Wäre es nicht wichtiger, den Kindern Anregungen für mehr Bewegung oder zur gesunden Lebensweise zu vermitteln?

Natürlich haben wir mehrere Sport-AGs als Ganztagsangebot. Und wir beteiligen uns an einem Projekt zur kindgerechten Gesundheitserziehung. Aber wir haben uns bewusst für das künstlerisch-musische Profil als Ergänzung zum Schulalltag entschieden. Dazu gehören kreative Angebote am Nachmittag wie die Töpfer- und Papierwerkstatt mit der Meißner Künstlerin Else Gold, eine Erzählwerkstatt und eine Zumba-Gruppe.
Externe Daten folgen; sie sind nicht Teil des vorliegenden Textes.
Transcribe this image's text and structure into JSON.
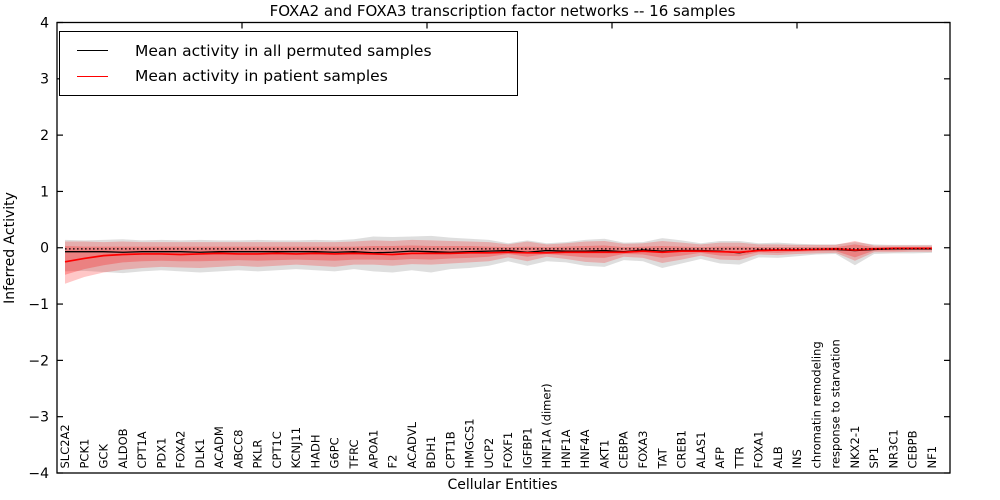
{
  "chart_data": {
    "type": "line",
    "title": "FOXA2 and FOXA3 transcription factor networks -- 16 samples",
    "xlabel": "Cellular Entities",
    "ylabel": "Inferred Activity",
    "ylim": [
      -4,
      4
    ],
    "grid": false,
    "yticks": {
      "values": [
        4,
        3,
        2,
        1,
        0,
        -1,
        -2,
        -3,
        -4
      ],
      "labels": [
        "4",
        "3",
        "2",
        "1",
        "0",
        "−1",
        "−2",
        "−3",
        "−4"
      ]
    },
    "categories": [
      "SLC2A2",
      "PCK1",
      "GCK",
      "ALDOB",
      "CPT1A",
      "PDX1",
      "FOXA2",
      "DLK1",
      "ACADM",
      "ABCC8",
      "PKLR",
      "CPT1C",
      "KCNJ11",
      "HADH",
      "G6PC",
      "TFRC",
      "APOA1",
      "F2",
      "ACADVL",
      "BDH1",
      "CPT1B",
      "HMGCS1",
      "UCP2",
      "FOXF1",
      "IGFBP1",
      "HNF1A (dimer)",
      "HNF1A",
      "HNF4A",
      "AKT1",
      "CEBPA",
      "FOXA3",
      "TAT",
      "CREB1",
      "ALAS1",
      "AFP",
      "TTR",
      "FOXA1",
      "ALB",
      "INS",
      "chromatin remodeling",
      "response to starvation",
      "NKX2-1",
      "SP1",
      "NR3C1",
      "CEBPB",
      "NF1"
    ],
    "legend": {
      "position": "upper-left",
      "entries": [
        {
          "label": "Mean activity in all permuted samples",
          "color": "#000000"
        },
        {
          "label": "Mean activity in patient samples",
          "color": "#ff0000"
        }
      ]
    },
    "reference_line": {
      "style": "dotted",
      "color": "#000000",
      "value": -0.02
    },
    "series": [
      {
        "name": "Mean activity in all permuted samples",
        "color": "#000000",
        "width": 1.3,
        "values": [
          -0.07,
          -0.07,
          -0.07,
          -0.08,
          -0.07,
          -0.07,
          -0.07,
          -0.08,
          -0.07,
          -0.07,
          -0.07,
          -0.07,
          -0.07,
          -0.07,
          -0.08,
          -0.07,
          -0.09,
          -0.08,
          -0.06,
          -0.07,
          -0.08,
          -0.07,
          -0.06,
          -0.05,
          -0.08,
          -0.05,
          -0.06,
          -0.06,
          -0.05,
          -0.07,
          -0.04,
          -0.06,
          -0.05,
          -0.05,
          -0.06,
          -0.09,
          -0.04,
          -0.04,
          -0.04,
          -0.03,
          -0.03,
          -0.05,
          -0.03,
          -0.02,
          -0.02,
          -0.02
        ]
      },
      {
        "name": "Mean activity in patient samples",
        "color": "#ff0000",
        "width": 1.7,
        "values": [
          -0.25,
          -0.19,
          -0.14,
          -0.12,
          -0.11,
          -0.11,
          -0.12,
          -0.11,
          -0.1,
          -0.11,
          -0.11,
          -0.1,
          -0.11,
          -0.1,
          -0.11,
          -0.1,
          -0.11,
          -0.12,
          -0.1,
          -0.1,
          -0.1,
          -0.09,
          -0.09,
          -0.08,
          -0.09,
          -0.09,
          -0.08,
          -0.08,
          -0.08,
          -0.08,
          -0.06,
          -0.08,
          -0.06,
          -0.06,
          -0.07,
          -0.08,
          -0.05,
          -0.04,
          -0.04,
          -0.03,
          -0.02,
          -0.04,
          -0.02,
          -0.01,
          -0.01,
          -0.01
        ]
      }
    ],
    "bands": [
      {
        "name": "permuted-range",
        "color": "#000000",
        "opacity": 0.13,
        "upper": [
          0.14,
          0.13,
          0.14,
          0.15,
          0.13,
          0.14,
          0.13,
          0.14,
          0.13,
          0.13,
          0.14,
          0.13,
          0.13,
          0.14,
          0.13,
          0.15,
          0.2,
          0.19,
          0.2,
          0.21,
          0.18,
          0.16,
          0.14,
          0.08,
          0.13,
          0.08,
          0.1,
          0.14,
          0.16,
          0.09,
          0.1,
          0.17,
          0.13,
          0.08,
          0.12,
          0.12,
          0.08,
          0.09,
          0.07,
          0.06,
          0.06,
          0.1,
          0.06,
          0.05,
          0.05,
          0.05
        ],
        "lower": [
          -0.42,
          -0.41,
          -0.43,
          -0.45,
          -0.42,
          -0.4,
          -0.42,
          -0.44,
          -0.42,
          -0.4,
          -0.42,
          -0.4,
          -0.38,
          -0.4,
          -0.42,
          -0.38,
          -0.42,
          -0.44,
          -0.4,
          -0.44,
          -0.38,
          -0.36,
          -0.32,
          -0.24,
          -0.32,
          -0.24,
          -0.26,
          -0.32,
          -0.34,
          -0.22,
          -0.24,
          -0.36,
          -0.28,
          -0.2,
          -0.28,
          -0.3,
          -0.17,
          -0.18,
          -0.15,
          -0.12,
          -0.11,
          -0.31,
          -0.11,
          -0.1,
          -0.1,
          -0.09
        ]
      },
      {
        "name": "patient-range-outer",
        "color": "#ff0000",
        "opacity": 0.22,
        "upper": [
          0.11,
          0.11,
          0.1,
          0.11,
          0.1,
          0.1,
          0.1,
          0.1,
          0.1,
          0.1,
          0.1,
          0.1,
          0.1,
          0.1,
          0.1,
          0.11,
          0.13,
          0.12,
          0.14,
          0.13,
          0.12,
          0.11,
          0.1,
          0.06,
          0.11,
          0.06,
          0.08,
          0.11,
          0.12,
          0.07,
          0.08,
          0.12,
          0.09,
          0.06,
          0.09,
          0.09,
          0.06,
          0.06,
          0.05,
          0.05,
          0.05,
          0.12,
          0.04,
          0.04,
          0.04,
          0.04
        ],
        "lower": [
          -0.64,
          -0.52,
          -0.44,
          -0.39,
          -0.36,
          -0.34,
          -0.35,
          -0.36,
          -0.34,
          -0.32,
          -0.34,
          -0.32,
          -0.3,
          -0.32,
          -0.34,
          -0.3,
          -0.3,
          -0.32,
          -0.29,
          -0.3,
          -0.28,
          -0.26,
          -0.24,
          -0.17,
          -0.24,
          -0.16,
          -0.2,
          -0.25,
          -0.27,
          -0.16,
          -0.18,
          -0.27,
          -0.21,
          -0.14,
          -0.21,
          -0.22,
          -0.12,
          -0.13,
          -0.11,
          -0.1,
          -0.09,
          -0.23,
          -0.08,
          -0.08,
          -0.07,
          -0.07
        ]
      },
      {
        "name": "patient-range-inner",
        "color": "#ff0000",
        "opacity": 0.25,
        "upper": [
          0.03,
          0.02,
          0.02,
          0.02,
          0.02,
          0.02,
          0.02,
          0.02,
          0.02,
          0.02,
          0.02,
          0.02,
          0.02,
          0.02,
          0.02,
          0.02,
          0.03,
          0.03,
          0.04,
          0.03,
          0.03,
          0.03,
          0.02,
          0.01,
          0.02,
          0.01,
          0.02,
          0.03,
          0.04,
          0.01,
          0.02,
          0.03,
          0.02,
          0.01,
          0.02,
          0.02,
          0.01,
          0.01,
          0.01,
          0.01,
          0.01,
          0.06,
          0.01,
          0.01,
          0.01,
          0.01
        ],
        "lower": [
          -0.48,
          -0.38,
          -0.31,
          -0.26,
          -0.24,
          -0.23,
          -0.24,
          -0.24,
          -0.23,
          -0.22,
          -0.23,
          -0.22,
          -0.21,
          -0.22,
          -0.23,
          -0.21,
          -0.21,
          -0.22,
          -0.2,
          -0.21,
          -0.19,
          -0.18,
          -0.16,
          -0.11,
          -0.16,
          -0.11,
          -0.14,
          -0.17,
          -0.18,
          -0.11,
          -0.12,
          -0.18,
          -0.14,
          -0.09,
          -0.14,
          -0.15,
          -0.08,
          -0.09,
          -0.07,
          -0.06,
          -0.06,
          -0.17,
          -0.05,
          -0.05,
          -0.04,
          -0.04
        ]
      }
    ]
  }
}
Wie ich schon erwähnte, entstehen hier auch Beiträge für Programme, mit denen wir uns als Schule in der Öffentlichkeit präsentieren. Aber auch in der Schule wollen wir Veranstaltungen wie das Weihnachtssingen oder ein Frühlingskonzert im Schuljahreskalender etablieren.

Wann findet das Frühlingssingen statt?

An diesem Freitag. Beim 1. Schülerkonzert, das um 16 Uhr beginnt, wollen unsere Kinder auch zeigen, was sie am Instrumentenkarussell gelernt haben. Sie begleiten den Schulchor. Von 17 bis 18 Uhr laden wir zum Tag der offenen Tür ein.